Tudo poderia estar perfeito, se Emily Potter não houvesse adoecido naquela época. E, embora Tiago e Lílian a tivessem levado aos melhores médicos de Londres ( bruxos e trouxas ), não havia muito o que fazer. Restavam-lhe poucos meses de vida, o que deixou toda a família, e seus amigos mais próximos, chocados. Mas Emily não se entregou a doença, e seguiu um tratamento rígido, e uma dieta rigorosa. E, o mais importante, fazia questão da presença do neto, sempre que possível. Lílian autorizou Samantha a levar Harry, quase todas as tardes, para River Country, ficar junto da avó.
O verão logo chegou, novamente. O tempo parecia estar correndo cada vez mais depressa. Lílian mal pôde acreditar quando julho chegava ao fim, que seu filho já estava completando um ano. Ela e Tiago organizaram um almoço, ao ar livre, para comemorar o aniversário de Harry. Convidaram apenas os amigos mais próximos da família, devido ao estado de saúde delicado de Emily.

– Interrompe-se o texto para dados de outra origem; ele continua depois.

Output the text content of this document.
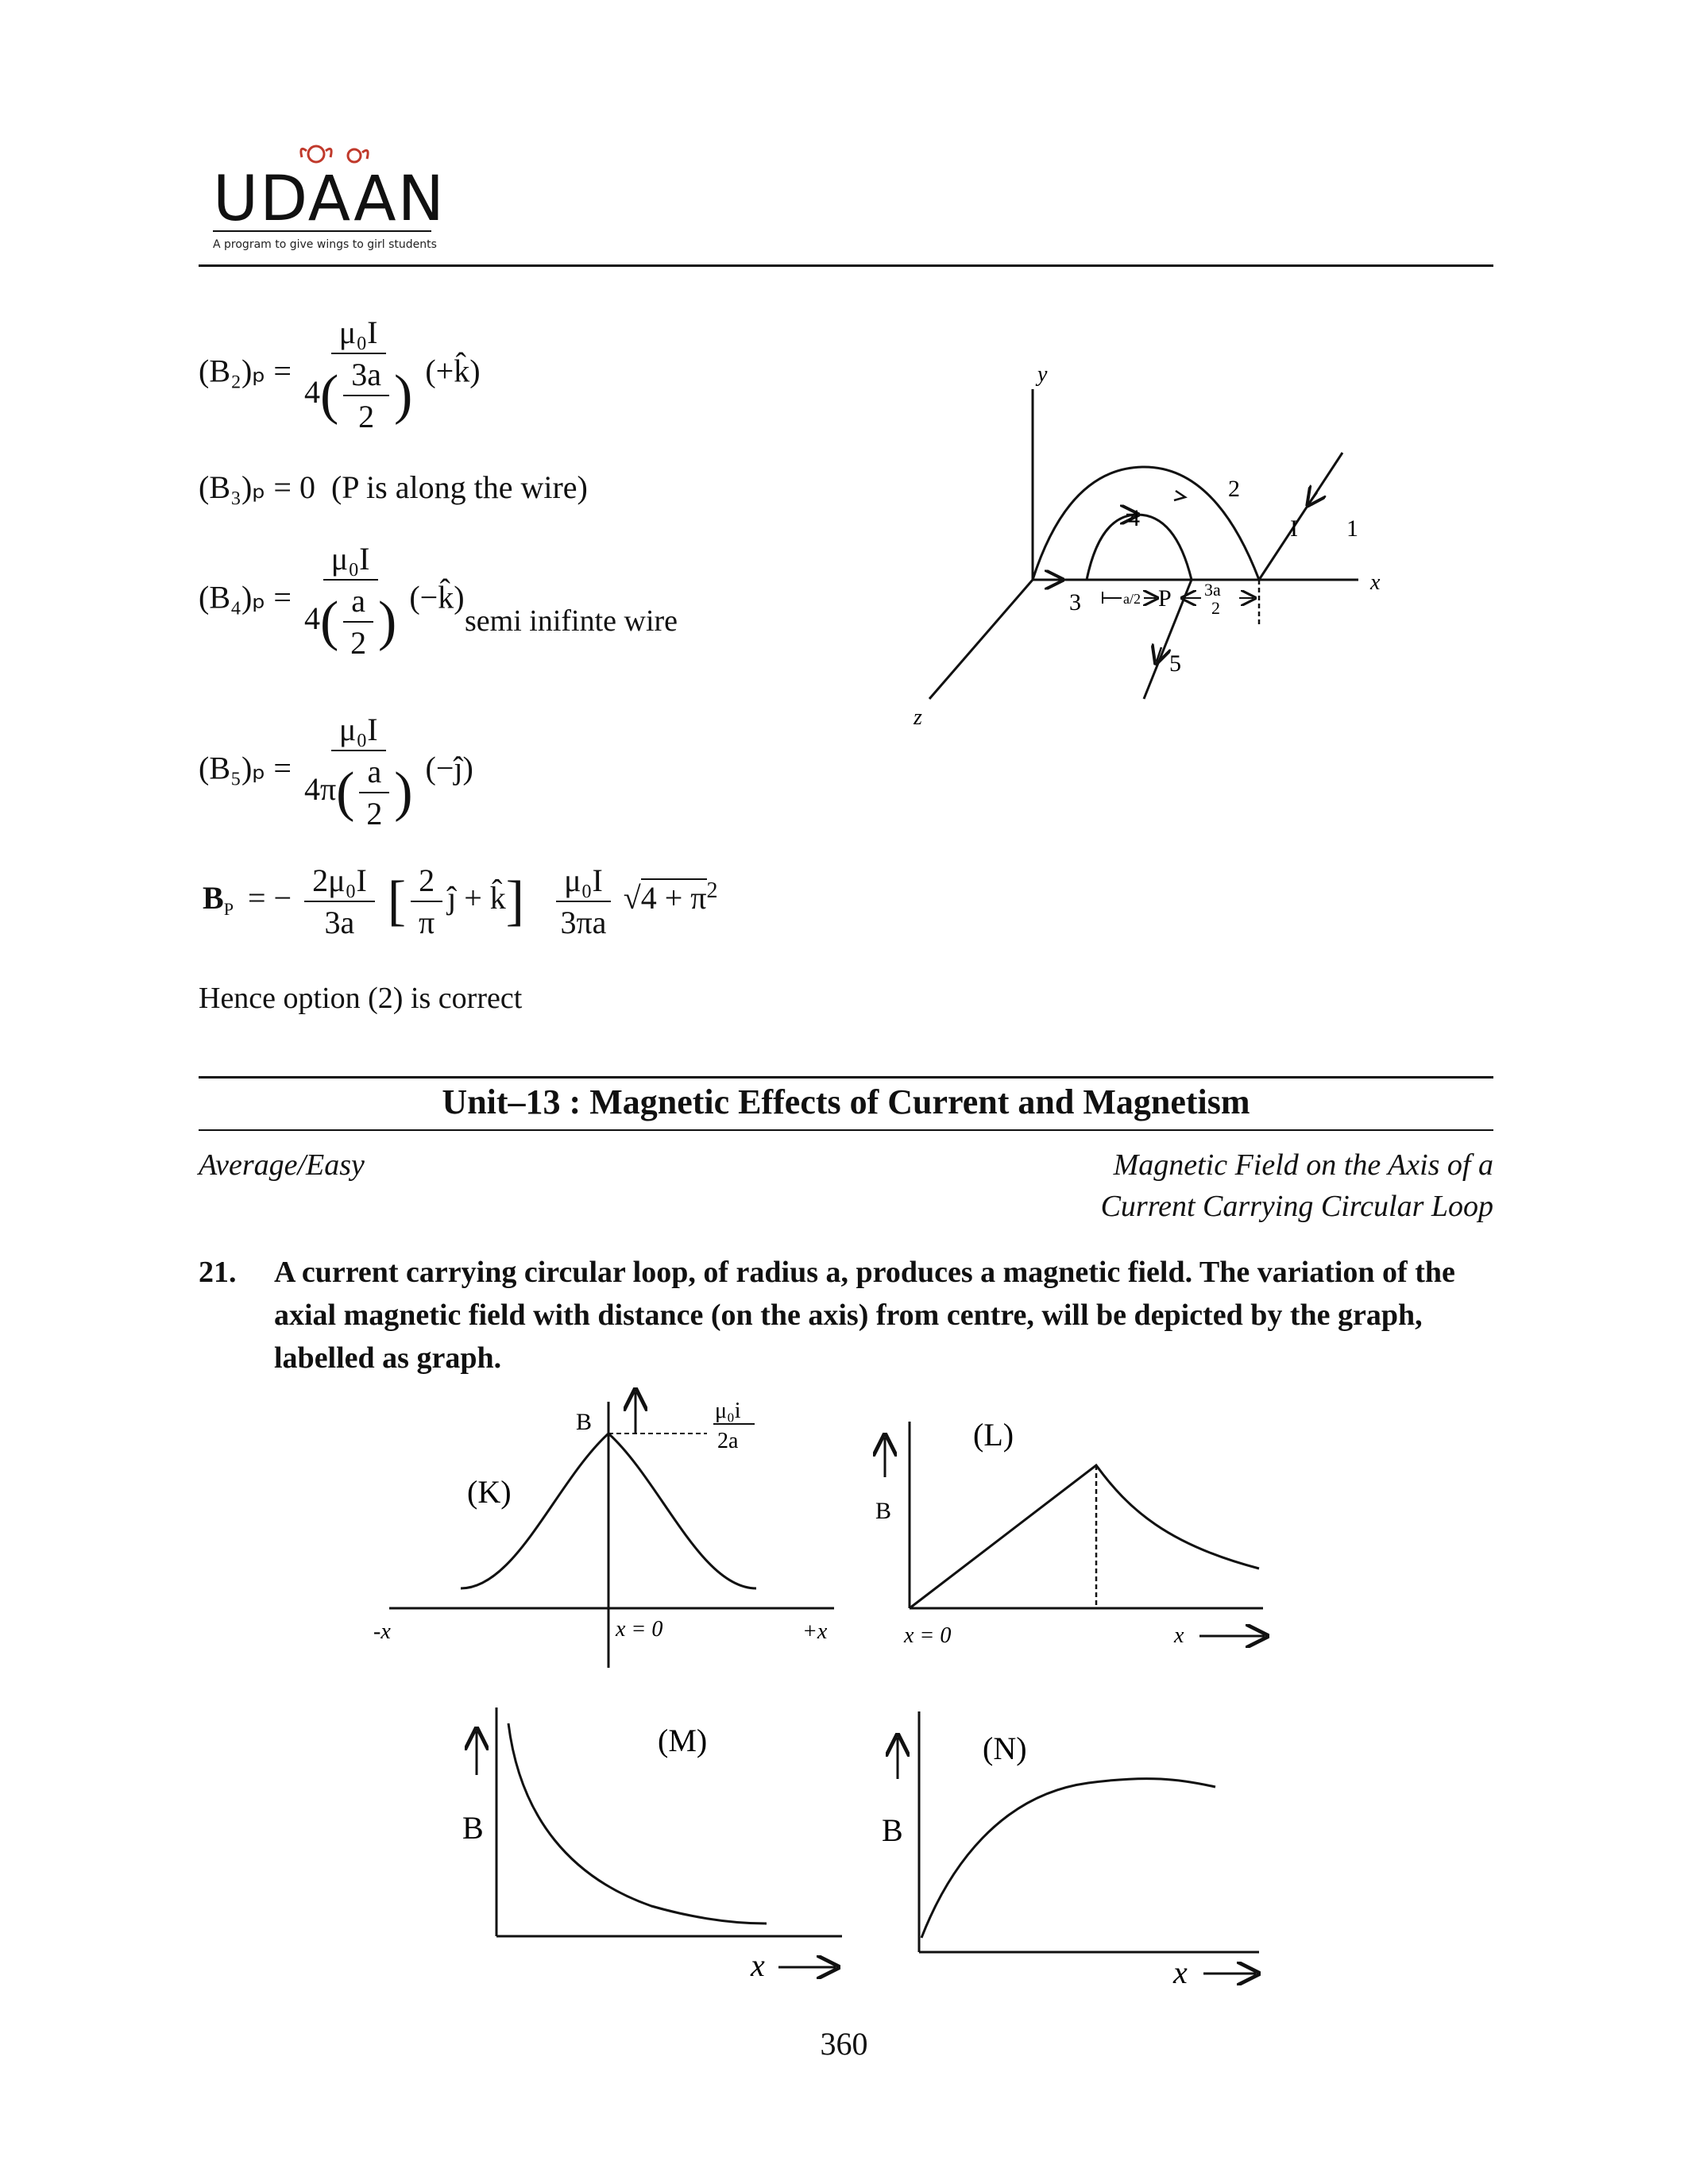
UDAAN
A program to give wings to girl students
$(B_2)_p = \frac{\text{μ₀I}}{4( \frac{3a}{2} )}$ (+k̂)
(B₃)ₚ = 0 (P is along the wire)
$(B_4)_p = \frac{\text{μ₀I}}{4( \frac{a}{2} )}$ (−k̂)
semi inifinte wire
$(B_5)_p = \frac{\text{μ₀I}}{4\pi( \frac{a}{2} )}$ (−ĵ)
$B_P$ = − $\frac{\text{2μ₀I}}{3a}$ [ $\frac{2}{\pi}$ ĵ + k̂] $\frac{\text{μ₀I}}{3\pi a} √4 + \pi^2$
Hence option (2) is correct
y
x
z
1
2
3
4
5
I
P
a/2	3a
2
Unit–13 : Magnetic Effects of Current and Magnetism
Average/Easy	Magnetic Field on the Axis of a
Current Carrying Circular Loop
21. A current carrying circular loop, of radius a, produces a magnetic field. The variation of the
axial magnetic field with distance (on the axis) from centre, will be depicted by the graph,
labelled as graph.
B	μ₀i
2a
(K)
-x	x = 0	+x
B
(L)
x = 0	x
B
(M)
x
B
(N)
x
360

Tiago e Lílian passaram os primeiros dias do mês de agosto em River Country, em companhia de Emily. E, numa certa manhã, um dos elfos que serviam os Potter há anos, bateu discretamente na porta do quarto do casal. Lílian levantou-se, e adivinhou o que havia acontecido, pela expressão assustada da criatura.

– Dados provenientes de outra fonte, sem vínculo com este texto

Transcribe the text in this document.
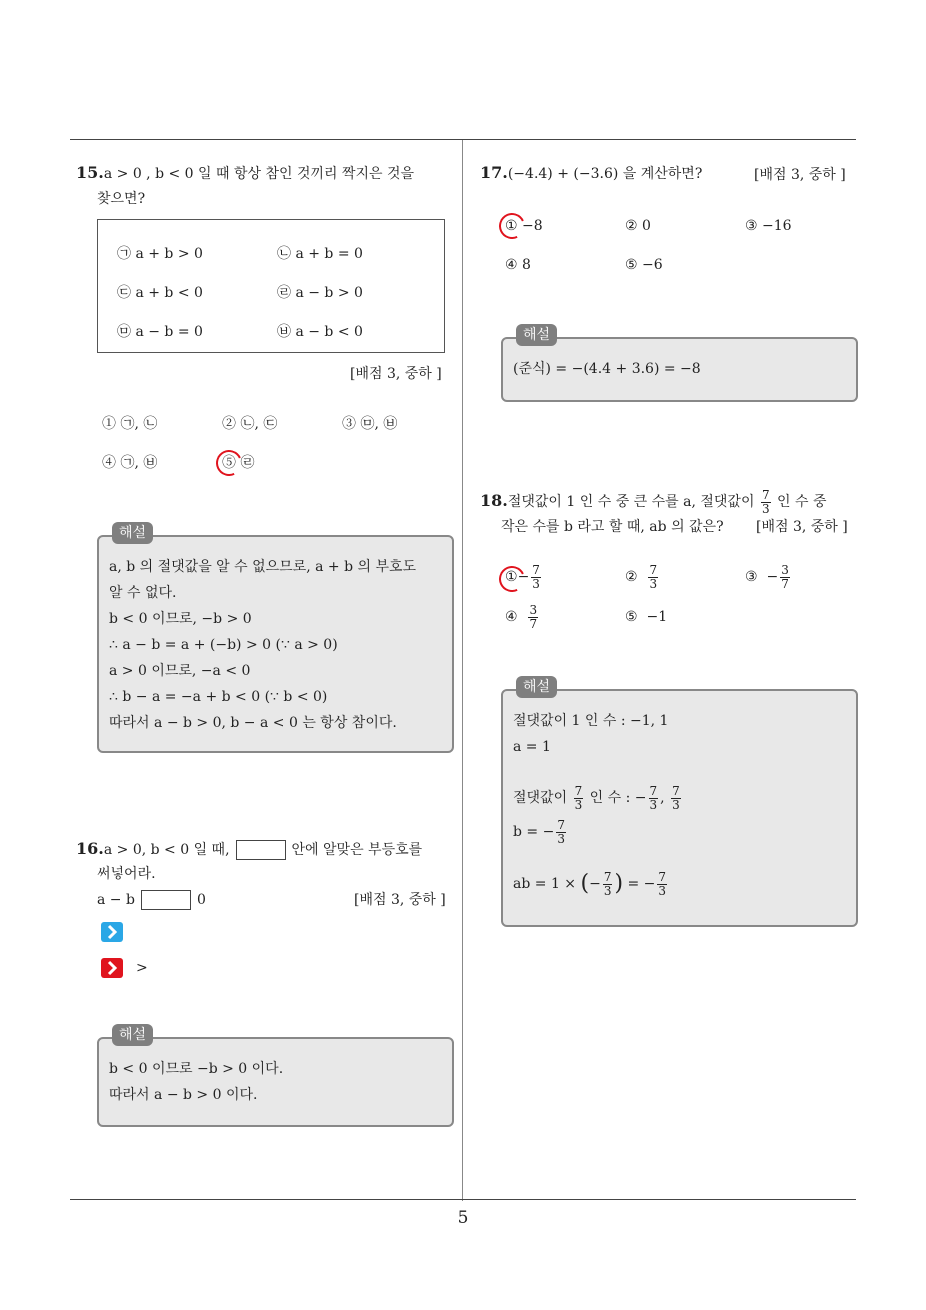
15.a > 0 , b < 0 일 때 항상 참인 것끼리 짝지은 것을
찾으면?
㉠ a + b > 0	㉡ a + b = 0
㉢ a + b < 0	㉣ a − b > 0
㉤ a − b = 0	㉥ a − b < 0
[배점 3, 중하 ]
① ㉠, ㉡	② ㉡, ㉢	③ ㉤, ㉥
④ ㉠, ㉥	⑤ ㉣
a, b 의 절댓값을 알 수 없으므로, a + b 의 부호도
알 수 없다.
b < 0 이므로, −b > 0
∴ a − b = a + (−b) > 0 (∵ a > 0)
a > 0 이므로, −a < 0
∴ b − a = −a + b < 0 (∵ b < 0)
따라서 a − b > 0, b − a < 0 는 항상 참이다.
해설
16.a > 0, b < 0 일 때,	안에 알맞은 부등호를
써넣어라.
a − b	0	[배점 3, 중하 ]
>
b < 0 이므로 −b > 0 이다.
따라서 a − b > 0 이다.
해설
17.(−4.4) + (−3.6) 을 계산하면?	[배점 3, 중하 ]
① −8	② 0	③ −16
④ 8	⑤ −6
(준식) = −(4.4 + 3.6) = −8
해설
18.절댓값이 1 인 수 중 큰 수를 a, 절댓값이 $\frac{7}{3}$ 인 수 중
작은 수를 b 라고 할 때, ab 의 값은? [배점 3, 중하 ]
①− $\frac{7}{3}$	② $\frac{7}{3}$	③ − $\frac{3}{7}$
④ $\frac{3}{7}$	⑤ −1
절댓값이 1 인 수 : −1, 1
a = 1
절댓값이 $\frac{7}{3}$ 인 수 : − $\frac{7}{3}$ , $\frac{7}{3}$
b = − $\frac{7}{3}$
ab = 1 × (− $\frac{7}{3}$ ) = − $\frac{7}{3}$
해설
5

- Sra Potter...Dunky foi levar o chá da Sra Potter...ela está dormindo, Sra Potter...vai dormir para sempre, Sra Potter.
Lílian tentava fazer com que Harry comesse toda a papinha que havia no prato, mas o garotinho parecia disposto a fazer birra. Era uma manhã de sábado, quente e abafada. Fazia pouco mais de uma semana que Emily havia morrido. Era um vazio que estava sentindo. A sogra era como um segunda mãe para ela. Tiago, quando não estava trabalhando fora, ficava a maior parte do tempo em silêncio, fechado no escritório, lendo e relendo os longos relatórios do Ministério. Era a sua forma de tentar fugir a dor que sentia.
Naquela manhão, no entanto, acordara mais disposto, e agora ria, observando a mulher tentando fazer o filho comer, e Harry virando a cara, se negando a abrir a boca.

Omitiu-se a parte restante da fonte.